Lavoi Corp., Inc. v. Nat’l Fire Ins. of Hartford, 666 S.E.2d 387 (Ga. Ct. App. 2008), is one of those cases that needs to be shared. Lavoi is a baking company with locations in Atlanta, Georgia, Tempe, Arizona, and Dallas, Texas. A fire destroyed the insured’s newly-built bakery in Dallas. The location was not open at the time of the fire, but it had already taken orders from Dallas customers. At the time of the loss, the insured carried business income/extra expense (BI/EE) insurance coverage on its two other bakeries but not on the newly built bakery. Following the fire, the insured incurred extra costs in the Georgia and Arizona facilities, including costs for excess freight charges to ship products to the Texas clients and excess overtime to employ workers in the undamaged facilities. The insured made a claim for extra expenses, but both the trial and appellate courts disagreed that coverage could be extended to the uninsured facility.
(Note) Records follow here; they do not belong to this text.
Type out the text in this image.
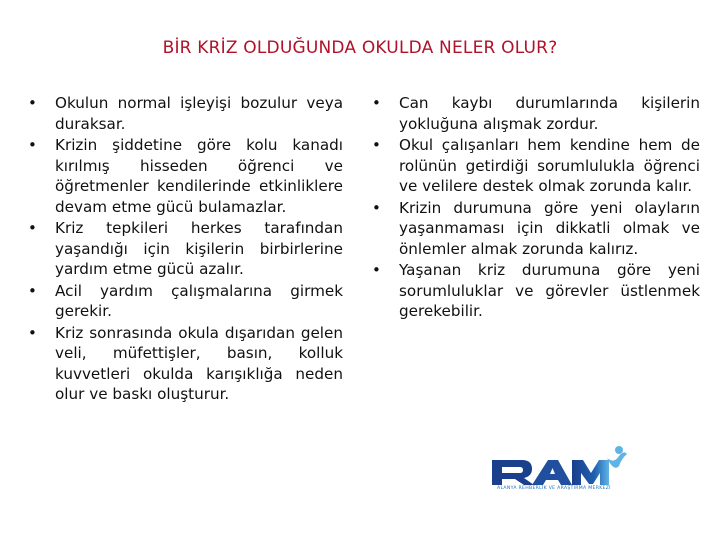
BİR KRİZ OLDUĞUNDA OKULDA NELER OLUR?
• Okulun normal işleyişi bozulur veya duraksar.
• Krizin şiddetine göre kolu kanadı kırılmış hisseden öğrenci ve öğretmenler kendilerinde etkinliklere devam etme gücü bulamazlar.
• Kriz tepkileri herkes tarafından yaşandığı için kişilerin birbirlerine yardım etme gücü azalır.
• Acil yardım çalışmalarına girmek gerekir.
• Kriz sonrasında okula dışarıdan gelen veli, müfettişler, basın, kolluk kuvvetleri okulda karışıklığa neden olur ve baskı oluşturur.
• Can kaybı durumlarında kişilerin yokluğuna alışmak zordur.
• Okul çalışanları hem kendine hem de rolünün getirdiği sorumlulukla öğrenci ve velilere destek olmak zorunda kalır.
• Krizin durumuna göre yeni olayların yaşanmaması için dikkatli olmak ve önlemler almak zorunda kalırız.
• Yaşanan kriz durumuna göre yeni sorumluluklar ve görevler üstlenmek gerekebilir.
ALANYA REHBERLİK VE ARAŞTIRMA MERKEZİ
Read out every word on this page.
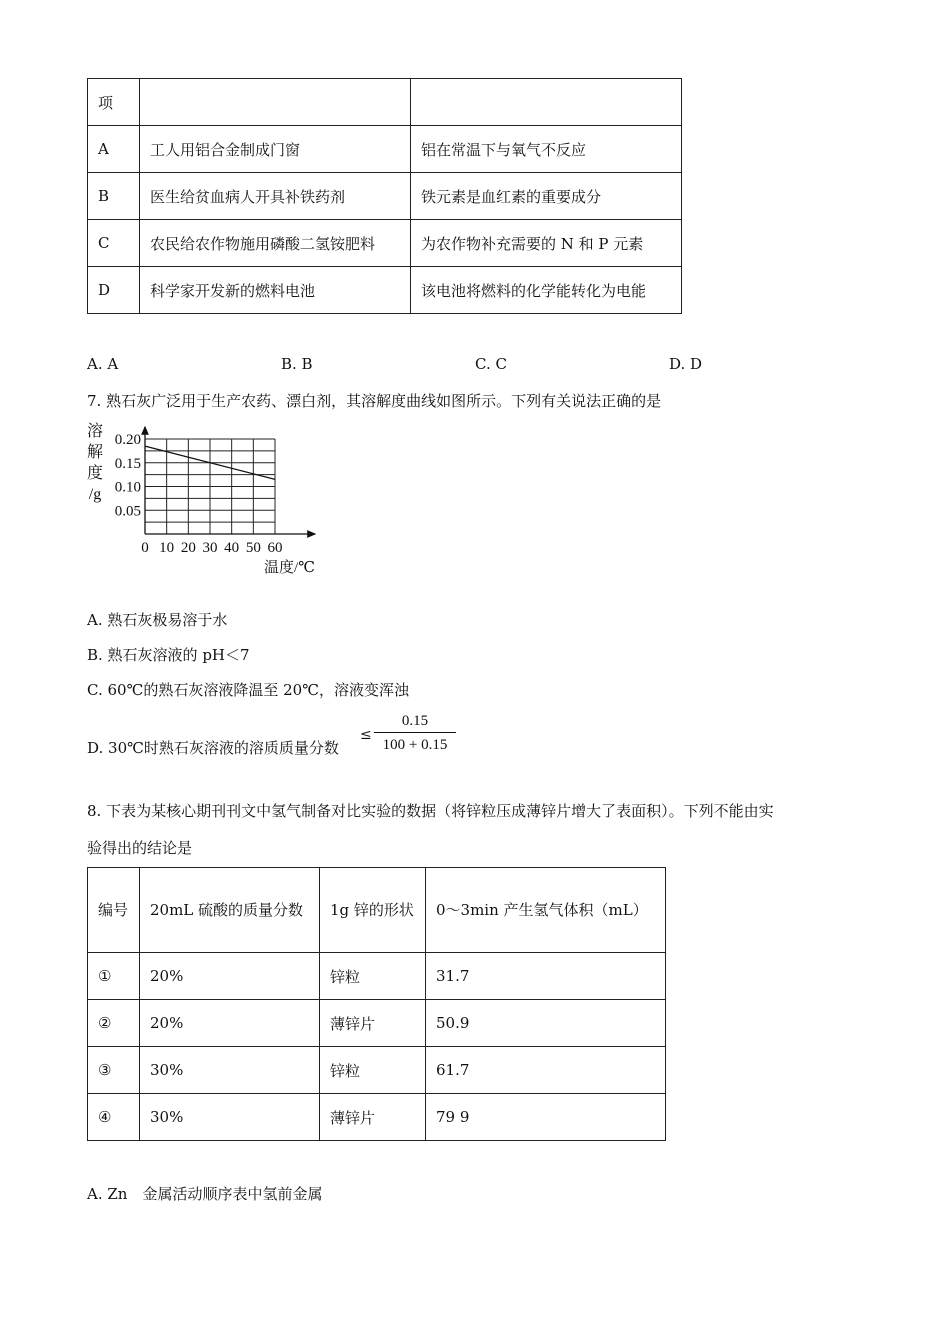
项		
A	工人用铝合金制成门窗	铝在常温下与氧气不反应
B	医生给贫血病人开具补铁药剂	铁元素是血红素的重要成分
C	农民给农作物施用磷酸二氢铵肥料	为农作物补充需要的 N 和 P 元素
D	科学家开发新的燃料电池	该电池将燃料的化学能转化为电能
A. A	B. B	C. C	D. D
7. 熟石灰广泛用于生产农药、漂白剂，其溶解度曲线如图所示。下列有关说法正确的是
0 10 20 30 40 50 60
0.20
0.15
0.10
0.05
溶
解
度
/g
温度/℃
A. 熟石灰极易溶于水
B. 熟石灰溶液的 pH＜7
C. 60℃的熟石灰溶液降温至 20℃，溶液变浑浊
D. 30℃时熟石灰溶液的溶质质量分数
≤ $\frac{0.15}{100 + 0.15}$
8. 下表为某核心期刊刊文中氢气制备对比实验的数据（将锌粒压成薄锌片增大了表面积）。下列不能由实
验得出的结论是
编号	20mL 硫酸的质量分数	1g 锌的形状	0～3min 产生氢气体积（mL）
①	20%	锌粒	31.7
②	20%	薄锌片	50.9
③	30%	锌粒	61.7
④	30%	薄锌片	79 9
A. Zn　金属活动顺序表中氢前金属
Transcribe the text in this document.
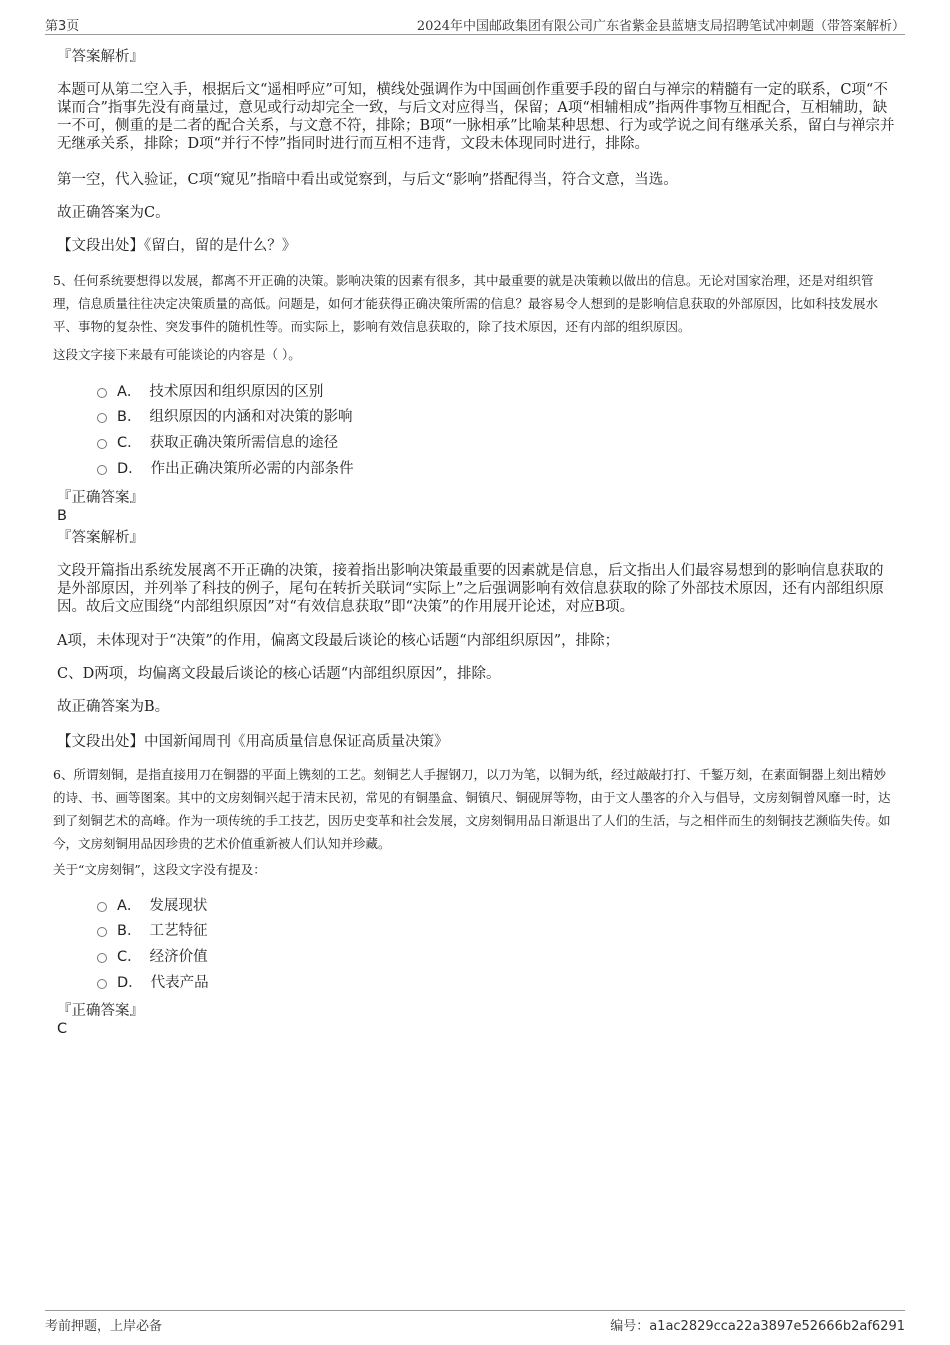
第3页	2024年中国邮政集团有限公司广东省紫金县蓝塘支局招聘笔试冲刺题（带答案解析）
『答案解析』
本题可从第二空入手，根据后文“遥相呼应”可知，横线处强调作为中国画创作重要手段的留白与禅宗的精髓有一定的联系，C项“不谋而合”指事先没有商量过，意见或行动却完全一致，与后文对应得当，保留；A项“相辅相成”指两件事物互相配合，互相辅助，缺一不可，侧重的是二者的配合关系，与文意不符，排除；B项“一脉相承”比喻某种思想、行为或学说之间有继承关系，留白与禅宗并无继承关系，排除；D项“并行不悖”指同时进行而互相不违背，文段未体现同时进行，排除。
第一空，代入验证，C项“窥见”指暗中看出或觉察到，与后文“影响”搭配得当，符合文意，当选。
故正确答案为C。
【文段出处】《留白，留的是什么？》
5、任何系统要想得以发展，都离不开正确的决策。影响决策的因素有很多，其中最重要的就是决策赖以做出的信息。无论对国家治理，还是对组织管理，信息质量往往决定决策质量的高低。问题是，如何才能获得正确决策所需的信息？最容易令人想到的是影响信息获取的外部原因，比如科技发展水平、事物的复杂性、突发事件的随机性等。而实际上，影响有效信息获取的，除了技术原因，还有内部的组织原因。
这段文字接下来最有可能谈论的内容是（ ）。
A． 技术原因和组织原因的区别
B． 组织原因的内涵和对决策的影响
C． 获取正确决策所需信息的途径
D． 作出正确决策所必需的内部条件
『正确答案』
B
『答案解析』
文段开篇指出系统发展离不开正确的决策，接着指出影响决策最重要的因素就是信息，后文指出人们最容易想到的影响信息获取的是外部原因，并列举了科技的例子，尾句在转折关联词“实际上”之后强调影响有效信息获取的除了外部技术原因，还有内部组织原因。故后文应围绕“内部组织原因”对“有效信息获取”即“决策”的作用展开论述，对应B项。
A项，未体现对于“决策”的作用，偏离文段最后谈论的核心话题“内部组织原因”，排除；
C、D两项，均偏离文段最后谈论的核心话题“内部组织原因”，排除。
故正确答案为B。
【文段出处】中国新闻周刊《用高质量信息保证高质量决策》
6、所谓刻铜，是指直接用刀在铜器的平面上镌刻的工艺。刻铜艺人手握钢刀，以刀为笔，以铜为纸，经过敲敲打打、千錾万刻，在素面铜器上刻出精妙的诗、书、画等图案。其中的文房刻铜兴起于清末民初，常见的有铜墨盒、铜镇尺、铜砚屏等物，由于文人墨客的介入与倡导，文房刻铜曾风靡一时，达到了刻铜艺术的高峰。作为一项传统的手工技艺，因历史变革和社会发展，文房刻铜用品日渐退出了人们的生活，与之相伴而生的刻铜技艺濒临失传。如今，文房刻铜用品因珍贵的艺术价值重新被人们认知并珍藏。
关于“文房刻铜”，这段文字没有提及：
A． 发展现状
B． 工艺特征
C． 经济价值
D． 代表产品
『正确答案』
C
考前押题，上岸必备	编号：a1ac2829cca22a3897e52666b2af6291
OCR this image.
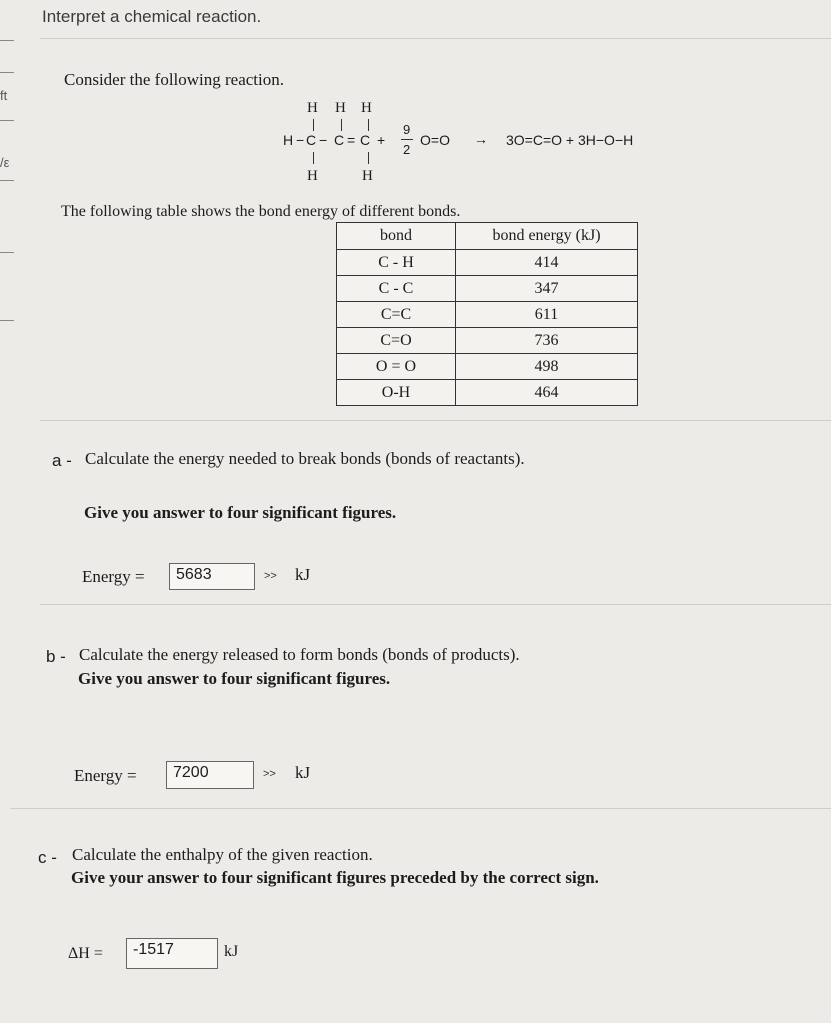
ft
/ε
Interpret a chemical reaction.
Consider the following reaction.
H H H
H − C − C = C +
9
2
O=O → 3O=C=O + 3H−O−H
H	H
The following table shows the bond energy of different bonds.
bond	bond energy (kJ)
C - H	414
C - C	347
C=C	611
C=O	736
O = O	498
O-H	464
a - Calculate the energy needed to break bonds (bonds of reactants).
Give you answer to four significant figures.
Energy =	5683	>> kJ
b - Calculate the energy released to form bonds (bonds of products).
Give you answer to four significant figures.
Energy =	7200	>> kJ
c - Calculate the enthalpy of the given reaction.
Give your answer to four significant figures preceded by the correct sign.
ΔH =	-1517	kJ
Holding that the policy language unambiguously required physical loss or damage at the insured facility, the Georgia Court of Appeals wrote:
According to the policy, business income coverage applies to the actual loss of business income sustained due to the necessary suspension of your “operations” during the “period of restoration” [where t]he suspension [is] caused by “direct physical loss of or damage to property” … at premises that are described in the Declarations and for which a Business Income Limit of insurance is shown in the Declarations. (Emphasis supplied.) It also defines “extra expense” as “necessary expenses you incur during the ‘period of restoration’ that you would not have incurred if there had been no direct physical loss or damage to property caused by or resulting from a Covered Cause of Loss.” The declaration page of the policy shows clearly and unambiguously that Lavoi purchased BI/EE coverage for the Atlanta and Tempe properties, not the Dallas facility. The policy is clear that the coverage applies in the event of loss or damage to the property at the premises described in the Declarations. Therefore, the trial court’s conclusion that Lavoi could not recover damages for expenses incurred at the Atlanta and Tempe premises to supply the product that could not be provided by the Dallas plant due to the fire was correct.
In hindsight, the situation could have been avoided if the insured had not delayed the purchase of BI/EE coverage until operations began. That is the lesson I want us all to learn today.